From: Ville Voutilainen <ville.voutilainen_at_[hidden]>
Date: Thu, 28 Apr 2022 22:54:30 +0300
On Thu, 28 Apr 2022 at 22:38, Tom Honermann <tom_at_[hidden]> wrote:
> > If the compiler can't use an existing build artifact, and needs to
> > rebuild one, where is it going to put it? Is the location somehow
> > relative to the current source tree (relative how? Where?), specific
> > to the current user, something wider than that? Do you want
> > to keep it for reuse with other source files and their compilation?
> I would put that in the implementation-defined bucket.

Are you sure? See below.

> > Answering such questions with a build system in hand seems much more
> > reasonable, because build systems are able to do
> > all of those things.
> I don't agree with the "much more reasonable" characterization. Compiler
> drivers recognize options for directories used for many purposes today,
> both input and output. I don't see this use case as being any different.

Right.. but at least for me and many others I know, many users use a
build system
because it gives portable behavior over different compilers. I'm not
exactly sure what
you mean by the above "implementation-defined bucket", but the portability and
compatibility are rather important.

> It depends somewhat on what that "new driver" is. If it is something
> that is shipped with the compiler such that it doesn't have to be
> separately installed and configured for any particular toolchain, that
> might be ok.

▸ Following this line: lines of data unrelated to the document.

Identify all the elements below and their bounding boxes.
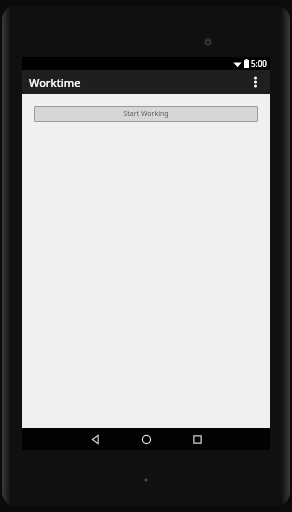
staticText: Worktime: [29, 75, 81, 90]
button[interactable]: More options: [240, 70, 270, 94]
button[interactable]: Start Working: [34, 106, 258, 122]
button[interactable]: Back: [84, 428, 106, 450]
button[interactable]: Recent apps: [186, 428, 208, 450]
button[interactable]: Home: [135, 428, 157, 450]
staticText: 5:00: [251, 58, 267, 69]
staticText: Start Working: [123, 109, 169, 119]
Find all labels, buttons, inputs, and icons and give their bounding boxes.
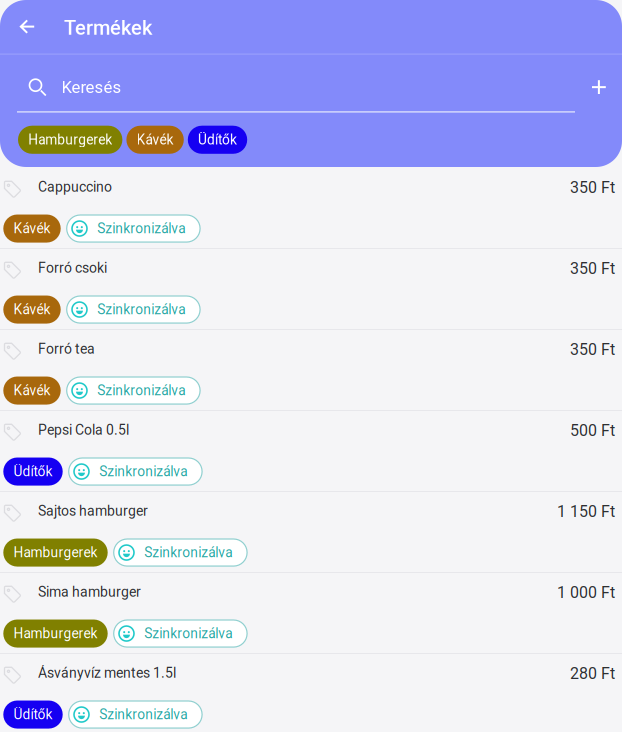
staticText: Szinkronizálva bbox=[97, 382, 185, 399]
staticText: Szinkronizálva bbox=[97, 302, 185, 318]
staticText: Kávék bbox=[14, 302, 50, 318]
staticText: Hamburgerek bbox=[14, 544, 98, 561]
staticText: 500 Ft bbox=[570, 421, 615, 440]
staticText: 350 Ft bbox=[570, 178, 615, 197]
staticText: Kávék bbox=[137, 132, 174, 148]
button[interactable]: Sajtos hamburger bbox=[0, 492, 622, 572]
staticText: Kávék bbox=[14, 220, 50, 237]
staticText: Hamburgerek bbox=[14, 626, 98, 642]
button[interactable]: Ásványvíz mentes 1.5l bbox=[0, 654, 622, 732]
staticText: Szinkronizálva bbox=[99, 464, 187, 480]
staticText: Forró tea bbox=[38, 341, 95, 357]
staticText: 1 000 Ft bbox=[557, 583, 615, 602]
staticText: Üdítők bbox=[14, 464, 52, 480]
button[interactable]: Hamburgerek bbox=[18, 126, 122, 154]
button[interactable]: Forró tea bbox=[0, 330, 622, 410]
button[interactable]: Add product bbox=[576, 64, 620, 110]
staticText: Szinkronizálva bbox=[144, 544, 232, 561]
staticText: Szinkronizálva bbox=[144, 626, 232, 642]
button[interactable]: Back bbox=[0, 0, 48, 53]
staticText: 350 Ft bbox=[570, 340, 615, 359]
staticText: Sima hamburger bbox=[38, 584, 141, 600]
staticText: 1 150 Ft bbox=[557, 502, 615, 521]
button[interactable]: Pepsi Cola 0.5l bbox=[0, 411, 622, 491]
staticText: Hamburgerek bbox=[28, 132, 112, 148]
button[interactable]: Kávék bbox=[126, 126, 184, 154]
staticText: Termékek bbox=[64, 16, 152, 40]
staticText: Pepsi Cola 0.5l bbox=[38, 422, 129, 438]
staticText: Cappuccino bbox=[38, 179, 112, 195]
button[interactable]: Cappuccino bbox=[0, 168, 622, 248]
staticText: Szinkronizálva bbox=[97, 220, 185, 237]
staticText: Kávék bbox=[14, 382, 50, 399]
button[interactable]: Sima hamburger bbox=[0, 573, 622, 653]
staticText: Üdítők bbox=[14, 706, 52, 723]
button[interactable]: Üdítők bbox=[188, 126, 247, 154]
staticText: 350 Ft bbox=[570, 259, 615, 278]
staticText: Forró csoki bbox=[38, 260, 107, 276]
staticText: 280 Ft bbox=[570, 664, 615, 683]
staticText: Ásványvíz mentes 1.5l bbox=[38, 665, 176, 681]
staticText: Szinkronizálva bbox=[99, 706, 187, 723]
staticText: Sajtos hamburger bbox=[38, 503, 148, 519]
staticText: Keresés bbox=[62, 78, 122, 97]
staticText: Üdítők bbox=[198, 132, 237, 148]
button[interactable]: Forró csoki bbox=[0, 249, 622, 329]
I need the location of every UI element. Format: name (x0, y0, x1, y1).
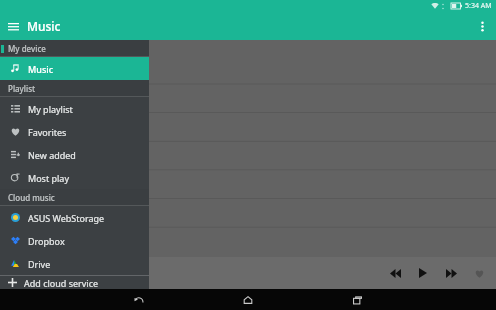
staticText: Add cloud service (24, 277, 99, 289)
staticText: Most play (28, 172, 70, 184)
button[interactable]: Play (414, 264, 432, 282)
button[interactable]: Back (129, 290, 149, 310)
button[interactable]: Home (238, 290, 258, 310)
button[interactable]: Favorite (470, 264, 488, 282)
button[interactable]: My playlist (0, 97, 149, 120)
staticText: My playlist (28, 103, 73, 115)
staticText: Dropbox (28, 235, 65, 247)
staticText: 5:34 AM (465, 1, 492, 11)
staticText: ASUS WebStorage (28, 212, 105, 224)
staticText: Drive (28, 258, 51, 270)
button[interactable]: Open navigation drawer (2, 15, 24, 37)
button[interactable]: Dropbox (0, 229, 149, 252)
button[interactable]: Add cloud service (0, 276, 149, 289)
button[interactable]: Favorites (0, 120, 149, 143)
staticText: New added (28, 149, 76, 161)
staticText: My device (8, 43, 46, 54)
button[interactable]: Drive (0, 252, 149, 275)
button[interactable]: Previous (386, 264, 404, 282)
staticText: Cloud music (8, 192, 55, 203)
button[interactable]: ASUS WebStorage (0, 206, 149, 229)
staticText: Favorites (28, 126, 67, 138)
button[interactable]: More options (471, 15, 493, 37)
staticText: Music (28, 63, 54, 75)
button[interactable]: Recents (347, 290, 367, 310)
staticText: Music (27, 18, 61, 34)
button[interactable]: Music (0, 57, 149, 80)
button[interactable]: New added (0, 143, 149, 166)
staticText: Playlist (8, 83, 36, 94)
button[interactable]: Most play (0, 166, 149, 189)
button[interactable]: Next (442, 264, 460, 282)
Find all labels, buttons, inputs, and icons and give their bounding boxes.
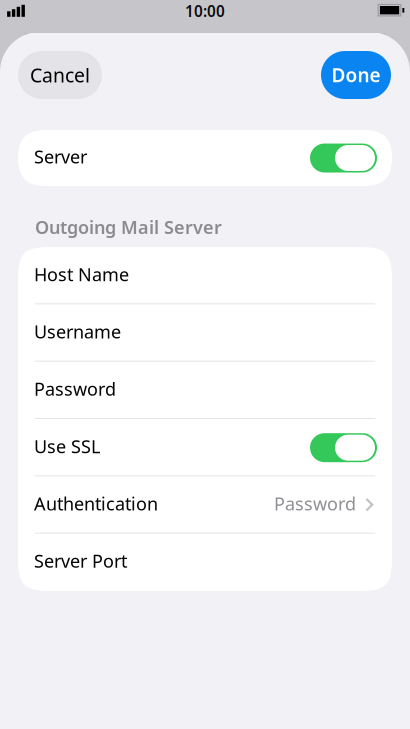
staticText: Username (34, 319, 121, 344)
staticText: Use SSL (34, 434, 100, 458)
button[interactable]: Done (321, 51, 391, 99)
staticText: Password (274, 491, 356, 516)
button[interactable]: Host Name (18, 247, 392, 304)
button[interactable]: Cancel (18, 51, 102, 99)
button[interactable]: Server Port (18, 534, 392, 591)
staticText: Authentication (34, 491, 158, 516)
button[interactable]: Authentication (18, 476, 392, 534)
button[interactable]: Password (18, 362, 392, 419)
staticText: Server (34, 144, 87, 169)
staticText: Password (34, 377, 116, 401)
staticText: Cancel (30, 62, 90, 88)
staticText: Server Port (34, 549, 127, 573)
staticText: Done (332, 62, 380, 88)
button[interactable]: Username (18, 304, 392, 362)
staticText: Outgoing Mail Server (35, 215, 222, 239)
staticText: 10:00 (185, 1, 225, 22)
staticText: Host Name (34, 262, 129, 286)
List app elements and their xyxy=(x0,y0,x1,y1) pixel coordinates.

But it probably wouldn't be something that I could just
> drop in and use with my existing build systems.

Hmm.. why not? Isn't ccache a drop-in thing? Same for various other wrappers.
Perhaps this new driver could be a drop-in, too.

Anyhoo, *I* am not opposed to having whichever solution to this
problem, in addition to build systems,
with the hope that whatever ends up being provided is something more
than "here are seven different
ways to do a modular std-using helloworld in modern C++ with seven
different single command lines". I don't particularly care, myself,
this is being provided as a new portable driver. I'll be using CMake
as soon as it can help me with modules,
and I and many other users won't be doing all that many purely
command-line builds, because we'll absolutely
cheat and have the IDE generate the initial CMakeFiles.txt which we'll
then tweak both from the IDE and
directly with editors, and we'll then run that build both from the IDE
and from the command line.
And for me and those users, we'll remember this sort of discussion
with popcorn and say "well, we ended
up with the thing we expected, 'cmake --build .', did anyone manage to
miss the ability to do the initial generation
from the command line so that you can build helloworlds without that
short trip to the IDE? Anyone?".

That's quite possibly a reason why folks like Gaby don't necessarily
think the sand castle build with just a compiler is worth
high priority. Because going to the skyscrapers, or even going to the
ground floor of the skyscraper and building a sand castle
there takes you where you want to go anyway, to the tools that
abstract away all this stuff, but yet allow you to jump back
out and do things from the command line if you want. And for people
like me, a command-line utility that does "here's files,
spit out a CMakeLists.txt for me" will facilitate the sand castles
anyway, and I won't be missing this "just a compiler" facility at all.